Dans une deuxième étape, le blog est redevenu un blog d'humeur. Un journal. Une béquille.
La chronologie n'avait plus d'importance.
  

 
  Puis est survenu l'incroyable : à 64 ans je suis tombé raide dingue d'une petite racaille de 20 ans, hétéro jusqu'au bout des ongles.
Une année de coups de gueule, de bonheurs inimaginables, de doutes et d'espoirs.

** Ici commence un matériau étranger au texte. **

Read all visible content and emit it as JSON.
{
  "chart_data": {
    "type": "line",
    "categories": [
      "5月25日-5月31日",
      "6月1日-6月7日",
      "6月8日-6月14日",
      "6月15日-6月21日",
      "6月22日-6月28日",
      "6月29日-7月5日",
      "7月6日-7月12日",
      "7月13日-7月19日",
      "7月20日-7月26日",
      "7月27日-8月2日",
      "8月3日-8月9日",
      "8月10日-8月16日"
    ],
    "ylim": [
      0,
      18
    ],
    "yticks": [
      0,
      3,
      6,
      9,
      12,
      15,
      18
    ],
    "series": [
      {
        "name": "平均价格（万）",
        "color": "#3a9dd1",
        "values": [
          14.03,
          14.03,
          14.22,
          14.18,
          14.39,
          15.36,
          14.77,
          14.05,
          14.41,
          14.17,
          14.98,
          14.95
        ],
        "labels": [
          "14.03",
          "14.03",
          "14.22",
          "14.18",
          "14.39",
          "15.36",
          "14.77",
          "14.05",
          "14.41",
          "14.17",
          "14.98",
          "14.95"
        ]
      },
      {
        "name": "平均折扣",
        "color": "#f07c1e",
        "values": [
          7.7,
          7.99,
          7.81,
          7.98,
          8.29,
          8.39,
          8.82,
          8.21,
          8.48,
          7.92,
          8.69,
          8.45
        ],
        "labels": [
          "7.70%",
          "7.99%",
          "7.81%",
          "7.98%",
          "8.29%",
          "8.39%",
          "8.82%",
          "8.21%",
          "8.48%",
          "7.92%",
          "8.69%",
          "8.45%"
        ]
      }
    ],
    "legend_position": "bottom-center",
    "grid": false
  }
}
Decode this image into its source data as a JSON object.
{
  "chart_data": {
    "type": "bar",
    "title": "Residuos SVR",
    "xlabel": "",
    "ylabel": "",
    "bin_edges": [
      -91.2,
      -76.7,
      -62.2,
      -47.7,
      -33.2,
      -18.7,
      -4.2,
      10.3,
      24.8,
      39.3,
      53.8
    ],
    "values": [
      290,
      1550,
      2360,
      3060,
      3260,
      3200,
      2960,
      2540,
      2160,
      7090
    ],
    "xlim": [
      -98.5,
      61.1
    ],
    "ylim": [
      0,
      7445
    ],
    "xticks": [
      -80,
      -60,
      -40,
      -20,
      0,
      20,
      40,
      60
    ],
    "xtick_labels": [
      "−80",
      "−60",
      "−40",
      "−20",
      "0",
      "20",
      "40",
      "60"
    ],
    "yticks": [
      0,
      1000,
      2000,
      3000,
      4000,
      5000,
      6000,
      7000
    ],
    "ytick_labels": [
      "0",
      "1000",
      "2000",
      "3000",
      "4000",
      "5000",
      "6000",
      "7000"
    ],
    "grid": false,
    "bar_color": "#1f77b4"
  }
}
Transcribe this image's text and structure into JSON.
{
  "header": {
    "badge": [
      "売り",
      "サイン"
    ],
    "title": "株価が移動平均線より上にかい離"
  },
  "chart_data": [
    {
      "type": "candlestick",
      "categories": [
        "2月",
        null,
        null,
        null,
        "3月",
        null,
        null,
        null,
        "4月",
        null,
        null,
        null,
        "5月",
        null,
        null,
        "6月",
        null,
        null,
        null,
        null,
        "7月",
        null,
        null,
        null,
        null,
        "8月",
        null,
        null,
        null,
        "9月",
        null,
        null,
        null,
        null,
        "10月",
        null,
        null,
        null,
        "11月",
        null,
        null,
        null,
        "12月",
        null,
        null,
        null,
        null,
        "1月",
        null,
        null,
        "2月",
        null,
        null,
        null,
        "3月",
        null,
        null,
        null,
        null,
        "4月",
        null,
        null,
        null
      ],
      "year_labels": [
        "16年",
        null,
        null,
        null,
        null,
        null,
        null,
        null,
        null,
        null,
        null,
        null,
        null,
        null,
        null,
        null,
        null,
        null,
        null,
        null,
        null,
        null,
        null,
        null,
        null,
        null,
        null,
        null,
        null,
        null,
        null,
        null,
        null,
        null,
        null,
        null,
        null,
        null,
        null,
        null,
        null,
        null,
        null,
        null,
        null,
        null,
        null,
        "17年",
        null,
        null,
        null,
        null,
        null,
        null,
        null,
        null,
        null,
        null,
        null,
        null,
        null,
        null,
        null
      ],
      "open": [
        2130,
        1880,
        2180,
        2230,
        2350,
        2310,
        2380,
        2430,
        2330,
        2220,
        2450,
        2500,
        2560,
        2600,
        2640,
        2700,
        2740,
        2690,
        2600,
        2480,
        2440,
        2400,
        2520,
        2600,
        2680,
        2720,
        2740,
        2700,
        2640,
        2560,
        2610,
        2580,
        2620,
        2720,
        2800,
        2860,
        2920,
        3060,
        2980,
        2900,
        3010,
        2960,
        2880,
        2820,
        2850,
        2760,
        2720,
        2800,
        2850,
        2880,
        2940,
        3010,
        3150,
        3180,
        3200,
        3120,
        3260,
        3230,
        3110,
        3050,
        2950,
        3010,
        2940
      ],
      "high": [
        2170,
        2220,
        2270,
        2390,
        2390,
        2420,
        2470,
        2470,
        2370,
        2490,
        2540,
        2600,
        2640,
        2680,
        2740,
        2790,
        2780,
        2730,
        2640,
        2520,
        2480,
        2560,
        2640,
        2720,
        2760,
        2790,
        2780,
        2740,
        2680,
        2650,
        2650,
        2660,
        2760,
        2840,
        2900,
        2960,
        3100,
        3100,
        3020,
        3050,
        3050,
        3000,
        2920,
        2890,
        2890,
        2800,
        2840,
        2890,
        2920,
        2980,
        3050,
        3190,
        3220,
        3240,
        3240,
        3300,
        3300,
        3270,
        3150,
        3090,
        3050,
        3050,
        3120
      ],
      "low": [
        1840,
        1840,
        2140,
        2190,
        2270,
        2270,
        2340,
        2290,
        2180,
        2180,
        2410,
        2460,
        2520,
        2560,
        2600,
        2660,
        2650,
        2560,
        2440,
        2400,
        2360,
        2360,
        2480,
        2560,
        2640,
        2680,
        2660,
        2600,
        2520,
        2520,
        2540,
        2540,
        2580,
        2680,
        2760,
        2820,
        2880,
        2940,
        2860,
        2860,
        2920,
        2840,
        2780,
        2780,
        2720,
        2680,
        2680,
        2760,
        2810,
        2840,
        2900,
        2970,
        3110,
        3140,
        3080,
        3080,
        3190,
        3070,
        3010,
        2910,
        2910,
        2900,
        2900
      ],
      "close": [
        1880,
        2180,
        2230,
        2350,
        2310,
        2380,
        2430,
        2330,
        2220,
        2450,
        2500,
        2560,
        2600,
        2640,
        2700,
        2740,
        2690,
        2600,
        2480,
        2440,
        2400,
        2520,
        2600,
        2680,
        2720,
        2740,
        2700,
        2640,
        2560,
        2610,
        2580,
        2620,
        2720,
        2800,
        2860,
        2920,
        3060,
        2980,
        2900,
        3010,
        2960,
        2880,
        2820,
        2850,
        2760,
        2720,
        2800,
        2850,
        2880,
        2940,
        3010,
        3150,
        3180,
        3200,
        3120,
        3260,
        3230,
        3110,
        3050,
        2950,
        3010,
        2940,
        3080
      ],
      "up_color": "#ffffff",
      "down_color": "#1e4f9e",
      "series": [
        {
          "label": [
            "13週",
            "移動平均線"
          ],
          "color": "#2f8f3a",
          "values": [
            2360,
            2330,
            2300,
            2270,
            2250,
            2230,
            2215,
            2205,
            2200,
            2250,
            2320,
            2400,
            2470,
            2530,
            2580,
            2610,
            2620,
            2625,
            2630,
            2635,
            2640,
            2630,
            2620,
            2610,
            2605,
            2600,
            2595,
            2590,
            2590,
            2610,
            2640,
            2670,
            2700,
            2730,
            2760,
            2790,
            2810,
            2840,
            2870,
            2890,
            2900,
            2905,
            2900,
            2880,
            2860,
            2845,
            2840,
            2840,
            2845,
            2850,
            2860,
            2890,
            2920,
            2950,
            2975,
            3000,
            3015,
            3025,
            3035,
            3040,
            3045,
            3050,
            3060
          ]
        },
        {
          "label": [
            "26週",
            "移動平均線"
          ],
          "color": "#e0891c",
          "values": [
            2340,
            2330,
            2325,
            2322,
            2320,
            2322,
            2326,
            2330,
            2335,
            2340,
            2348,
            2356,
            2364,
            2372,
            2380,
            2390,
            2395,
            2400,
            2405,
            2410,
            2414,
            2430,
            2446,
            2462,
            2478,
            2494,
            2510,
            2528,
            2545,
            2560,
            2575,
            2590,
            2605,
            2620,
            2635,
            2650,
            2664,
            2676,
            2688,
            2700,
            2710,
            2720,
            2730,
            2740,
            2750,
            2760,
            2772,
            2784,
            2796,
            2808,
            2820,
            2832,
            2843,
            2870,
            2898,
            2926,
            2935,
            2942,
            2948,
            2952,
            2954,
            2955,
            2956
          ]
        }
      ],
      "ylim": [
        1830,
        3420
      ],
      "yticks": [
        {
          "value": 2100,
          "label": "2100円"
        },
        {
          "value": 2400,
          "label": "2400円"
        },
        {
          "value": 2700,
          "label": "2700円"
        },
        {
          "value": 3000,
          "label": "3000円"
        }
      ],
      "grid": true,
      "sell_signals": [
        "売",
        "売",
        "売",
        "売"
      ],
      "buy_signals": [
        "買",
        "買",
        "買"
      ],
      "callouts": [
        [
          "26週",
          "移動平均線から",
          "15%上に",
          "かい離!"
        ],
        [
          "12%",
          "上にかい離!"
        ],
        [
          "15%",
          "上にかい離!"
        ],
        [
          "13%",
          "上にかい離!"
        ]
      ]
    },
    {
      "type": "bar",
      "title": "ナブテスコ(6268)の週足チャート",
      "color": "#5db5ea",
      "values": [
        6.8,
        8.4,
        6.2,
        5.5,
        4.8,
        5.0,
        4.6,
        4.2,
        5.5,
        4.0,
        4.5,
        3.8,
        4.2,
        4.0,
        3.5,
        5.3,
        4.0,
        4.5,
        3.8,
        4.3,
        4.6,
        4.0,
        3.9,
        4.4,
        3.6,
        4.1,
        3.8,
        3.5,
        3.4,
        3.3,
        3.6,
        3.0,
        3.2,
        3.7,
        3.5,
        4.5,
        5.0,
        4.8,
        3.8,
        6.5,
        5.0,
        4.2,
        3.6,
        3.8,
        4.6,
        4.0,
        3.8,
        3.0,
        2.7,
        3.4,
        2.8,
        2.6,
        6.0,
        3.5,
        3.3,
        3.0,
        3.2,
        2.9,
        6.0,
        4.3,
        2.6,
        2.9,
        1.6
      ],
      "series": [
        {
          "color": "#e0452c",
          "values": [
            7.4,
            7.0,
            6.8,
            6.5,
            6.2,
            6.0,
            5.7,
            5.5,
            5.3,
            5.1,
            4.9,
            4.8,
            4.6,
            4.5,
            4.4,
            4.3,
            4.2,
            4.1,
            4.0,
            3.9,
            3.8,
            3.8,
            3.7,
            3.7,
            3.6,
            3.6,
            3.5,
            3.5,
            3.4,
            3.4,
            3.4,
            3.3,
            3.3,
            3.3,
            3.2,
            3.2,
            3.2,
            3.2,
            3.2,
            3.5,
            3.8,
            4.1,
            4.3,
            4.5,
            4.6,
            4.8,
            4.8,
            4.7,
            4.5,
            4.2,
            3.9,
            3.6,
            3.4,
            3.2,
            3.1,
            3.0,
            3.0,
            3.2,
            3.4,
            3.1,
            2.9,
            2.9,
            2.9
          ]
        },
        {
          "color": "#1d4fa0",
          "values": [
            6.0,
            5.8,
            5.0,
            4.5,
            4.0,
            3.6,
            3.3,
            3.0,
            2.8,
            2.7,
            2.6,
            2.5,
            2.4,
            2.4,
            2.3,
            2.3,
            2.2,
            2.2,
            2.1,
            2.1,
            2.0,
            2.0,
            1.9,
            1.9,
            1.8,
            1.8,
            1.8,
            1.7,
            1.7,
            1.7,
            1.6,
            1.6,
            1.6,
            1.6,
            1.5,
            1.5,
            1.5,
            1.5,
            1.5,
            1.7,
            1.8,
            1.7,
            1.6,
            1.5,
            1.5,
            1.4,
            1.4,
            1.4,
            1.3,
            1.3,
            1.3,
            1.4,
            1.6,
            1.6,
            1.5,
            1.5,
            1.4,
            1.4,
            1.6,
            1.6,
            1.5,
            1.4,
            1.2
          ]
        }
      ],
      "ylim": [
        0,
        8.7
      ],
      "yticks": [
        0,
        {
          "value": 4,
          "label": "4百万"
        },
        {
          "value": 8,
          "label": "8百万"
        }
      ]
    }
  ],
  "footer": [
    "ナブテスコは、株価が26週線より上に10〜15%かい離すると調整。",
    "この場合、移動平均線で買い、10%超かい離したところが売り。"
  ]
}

!¡!¡!¡!¡!¡!¡!¡!¡!¡!¡!¡!¡!    
      1er Février 2012
Je suis de retour dans le Royaume depuis un mois.    
      J'ai entrepris les démarches pour obtenir le statut de résident étranger au Maroc.
      Je ne peux plus me cacher derrière mon petit doigt : C'est ici et seulement ici que je parviens à vivre. Tant que l'administration française s'obstinera à lui refuser un visa de tourisme.
Je ne veux plus me torturer. Dans quelques mois peut-être, lorsque la France sera redevenue une République ouverte et démocratique...
. Pour l'instant je veux vivre. Vivre seulement, enivré par ce bonheur qui était devenu inenvisageable depuis tant d’années. Il est là, ici, maintenant.    
Je baigne dedans.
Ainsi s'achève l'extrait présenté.